Who among us today, for instance, can say, hand on heart, that they know anything at all about the specificities of Northern Ireland’s formation – the partitioning, all the exclusions, the discrimination? But we know all about the violence that’s flowed ever since that formation, don’t we? Go to Belfast. To the peace lines. Shankhill Road. Workman Avenue. Cupar Way. Take a look at the mesh fencing, the defensive walls, gardens with roofs made of netting designed to catch stray missiles, gated barriers that still have to be closed at night. The trauma’s still there, even after all these years; still felt, and still raw, still hurting.
But if Ireland’s partitioning began way back when, almost a century ago in fact, I wonder what modern, highly educated, tech-savvy Italians might not achieve now that they’ve been set loose; now that they’ve been banished to go and do what they want because they’re not desired as active participants within mainstream state-sponsored Italian culture?
It seems obvious to me that the Gramscian hegemonic cultural values carried by, and expressed within, the very fabric of each and every cultural space they’re forbidden from entering must now inevitably reflect the values of the illiberal, intolerant, divisive, biomedical fascists who created the ‘super green passes’ in the first place.
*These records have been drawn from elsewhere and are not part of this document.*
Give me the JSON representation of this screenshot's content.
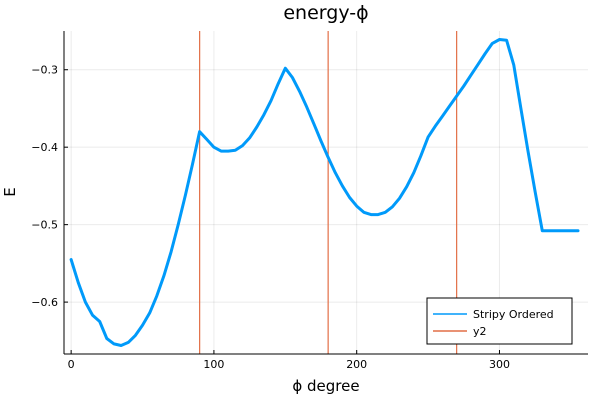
{
  "chart_data": {
    "type": "line",
    "title": "energy-ϕ",
    "xlabel": "ϕ degree",
    "ylabel": "E",
    "xlim": [
      -5,
      362
    ],
    "ylim": [
      -0.667,
      -0.25
    ],
    "xticks": [
      0,
      100,
      200,
      300
    ],
    "yticks": [
      -0.6,
      -0.5,
      -0.4,
      -0.3
    ],
    "grid": true,
    "legend_position": "bottom-right",
    "series": [
      {
        "name": "Stripy Ordered",
        "color": "#009AFA",
        "x": [
          0,
          5,
          10,
          15,
          20,
          25,
          30,
          35,
          40,
          45,
          50,
          55,
          60,
          65,
          70,
          75,
          80,
          85,
          90,
          95,
          100,
          105,
          110,
          115,
          120,
          125,
          130,
          135,
          140,
          145,
          150,
          155,
          160,
          165,
          170,
          175,
          180,
          185,
          190,
          195,
          200,
          205,
          210,
          215,
          220,
          225,
          230,
          235,
          240,
          245,
          250,
          255,
          260,
          265,
          270,
          275,
          280,
          285,
          290,
          295,
          300,
          305,
          310,
          315,
          320,
          325,
          330,
          335,
          340,
          345,
          350,
          355
        ],
        "y": [
          -0.545,
          -0.575,
          -0.6,
          -0.617,
          -0.625,
          -0.647,
          -0.654,
          -0.656,
          -0.652,
          -0.643,
          -0.63,
          -0.614,
          -0.592,
          -0.566,
          -0.535,
          -0.5,
          -0.462,
          -0.422,
          -0.38,
          -0.39,
          -0.4,
          -0.405,
          -0.405,
          -0.404,
          -0.398,
          -0.388,
          -0.374,
          -0.358,
          -0.34,
          -0.318,
          -0.298,
          -0.31,
          -0.328,
          -0.348,
          -0.37,
          -0.392,
          -0.413,
          -0.433,
          -0.45,
          -0.465,
          -0.476,
          -0.484,
          -0.487,
          -0.487,
          -0.484,
          -0.477,
          -0.466,
          -0.451,
          -0.433,
          -0.411,
          -0.387,
          -0.373,
          -0.36,
          -0.347,
          -0.334,
          -0.321,
          -0.307,
          -0.293,
          -0.279,
          -0.266,
          -0.261,
          -0.262,
          -0.294,
          -0.35,
          -0.405,
          -0.458,
          -0.508,
          -0.508,
          -0.508,
          -0.508,
          -0.508,
          -0.508
        ]
      },
      {
        "name": "y2",
        "color": "#E26F46",
        "vlines": [
          90,
          180,
          270
        ]
      }
    ]
  }
}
Who knows, then?
Whilst the rest of us continue to acquiesce, continue to imbibe this toxic culture, becoming lesser human beings all the while, turning our blind eyes to the worst excesses of our leaders, because, well, it doesn’t affect us, and we’ve all got mortgages to pay. Haven’t we got jobs to hold down, that kind of thing, you know, promotions to attain, workplace lanyards to polish on a Sunday evening; besides, you know, well, I mean, if they’re being threatened with death, then maybe they should just grow up, stop being so selfish, follow the science, do as they’re told and just take the jab – while the rest of us are busy degrading ourselves in these and no doubt myriad other ways too, perhaps the ex-communicated will indeed ‘go away’ too.
Perhaps they’ll go away and perhaps they’ll discover different forms of culture, different ways of living; ways of living in which a person’s body is always their choice and bodily autonomy is sacrosanct; in which democracy holds sway over epidemiology; in which science and medicine are kept in check by transparent, accountable democratic procedures and processes; in which blundering do-goodery is never a sufficient reason for anyone to rip up the rule of law; in which public discourse is free and fair, free speech is inviolable come what may, and liberty can never, ever be curtailed at the behest of neurotics; ways of living in which those who tear society apart and create a two-tier, blood-based caste system are held accountable for their crimes against humanity in a court of law; ways of living in which those who sow the wind, shall reap the whirlwind.
Let us hope the Italian authorities are worried. They should be.